Un reciente informe de la Organización de las Naciones Unidas para la Agricultura y la Alimentación (FAO), reveló aspectos preocupantes sobre Panamá: unos 800 mil compatriotas padecen hambre.
En una nación con una población con un poco más de tres millones de habitantes, donde se pregona un crecimiento económico extraordinario, es vergonzosa esa situación.
Al otro lado de la acera, se revela que uno de cada tres panameños enfrenta problemas de obesidad. En pocas palabras, uno padecen hambre y otros comen en exceso. Eso mismo pasa en la distribución de la riqueza: un grupo acumula mucho y el resto casi nada.
Por años esos males han sido advertidos por economistas, diplomáticos y profesionales preocupados, pero poco caso se hacen a las advertencias.

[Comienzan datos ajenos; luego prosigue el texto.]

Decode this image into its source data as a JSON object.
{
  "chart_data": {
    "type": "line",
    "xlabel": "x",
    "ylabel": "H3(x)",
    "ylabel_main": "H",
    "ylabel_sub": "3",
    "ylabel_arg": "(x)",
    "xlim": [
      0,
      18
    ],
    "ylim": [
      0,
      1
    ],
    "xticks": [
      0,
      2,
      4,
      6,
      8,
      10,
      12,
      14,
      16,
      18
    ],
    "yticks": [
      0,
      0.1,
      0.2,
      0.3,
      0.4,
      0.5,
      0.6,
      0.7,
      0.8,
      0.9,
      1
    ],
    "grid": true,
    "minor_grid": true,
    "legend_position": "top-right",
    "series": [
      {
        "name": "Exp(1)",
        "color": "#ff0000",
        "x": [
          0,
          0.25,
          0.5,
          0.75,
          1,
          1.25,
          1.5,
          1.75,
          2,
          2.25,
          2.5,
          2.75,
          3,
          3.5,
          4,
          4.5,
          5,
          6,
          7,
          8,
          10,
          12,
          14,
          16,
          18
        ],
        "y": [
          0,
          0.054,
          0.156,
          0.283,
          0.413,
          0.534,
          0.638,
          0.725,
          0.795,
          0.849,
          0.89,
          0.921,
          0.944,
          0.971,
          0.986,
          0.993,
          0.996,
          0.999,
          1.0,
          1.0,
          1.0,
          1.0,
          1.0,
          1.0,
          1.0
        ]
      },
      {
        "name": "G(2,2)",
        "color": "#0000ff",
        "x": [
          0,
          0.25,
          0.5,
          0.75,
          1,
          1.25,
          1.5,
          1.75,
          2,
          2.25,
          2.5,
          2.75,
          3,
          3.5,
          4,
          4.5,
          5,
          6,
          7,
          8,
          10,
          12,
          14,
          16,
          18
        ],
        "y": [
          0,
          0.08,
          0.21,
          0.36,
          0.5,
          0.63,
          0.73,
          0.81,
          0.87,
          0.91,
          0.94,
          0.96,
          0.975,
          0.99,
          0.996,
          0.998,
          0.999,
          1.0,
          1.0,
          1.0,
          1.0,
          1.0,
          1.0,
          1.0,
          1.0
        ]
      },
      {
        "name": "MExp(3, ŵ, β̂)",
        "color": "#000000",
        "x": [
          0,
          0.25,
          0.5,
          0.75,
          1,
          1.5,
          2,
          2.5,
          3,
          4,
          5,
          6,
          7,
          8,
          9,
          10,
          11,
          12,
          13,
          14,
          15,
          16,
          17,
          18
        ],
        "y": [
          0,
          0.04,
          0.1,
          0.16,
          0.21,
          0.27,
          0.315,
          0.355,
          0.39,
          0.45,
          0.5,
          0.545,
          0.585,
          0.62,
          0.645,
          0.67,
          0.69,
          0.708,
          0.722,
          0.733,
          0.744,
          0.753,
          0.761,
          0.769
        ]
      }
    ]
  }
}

Lo peligroso de todo es que llegue el momento de una explosión social, con resultados impredecibles.
Las más recientes encuestas revelan que el alto costo de la canasta básica alimenticia es el principal problema de los panameños. Los precios suben cada día, los impuestos y los servicios públicos se consumen ya gran parte de los ingresos de la población.
No hay que perder de vista que el hambre es mal consejera. El gran capital debe entender que debe distribuir algo de su riqueza con los que menos tienen, para prevenir los males que en el pasado han padecido países vecinos.
A pesar de los índices de criminalidad, Panamá es aún un país seguro, pero conforme no se corrijan las diferencias abismales de ingreso entre ricos y pobres, esa situación puede variar y para entonces sólo tendríamos que lamentarnos.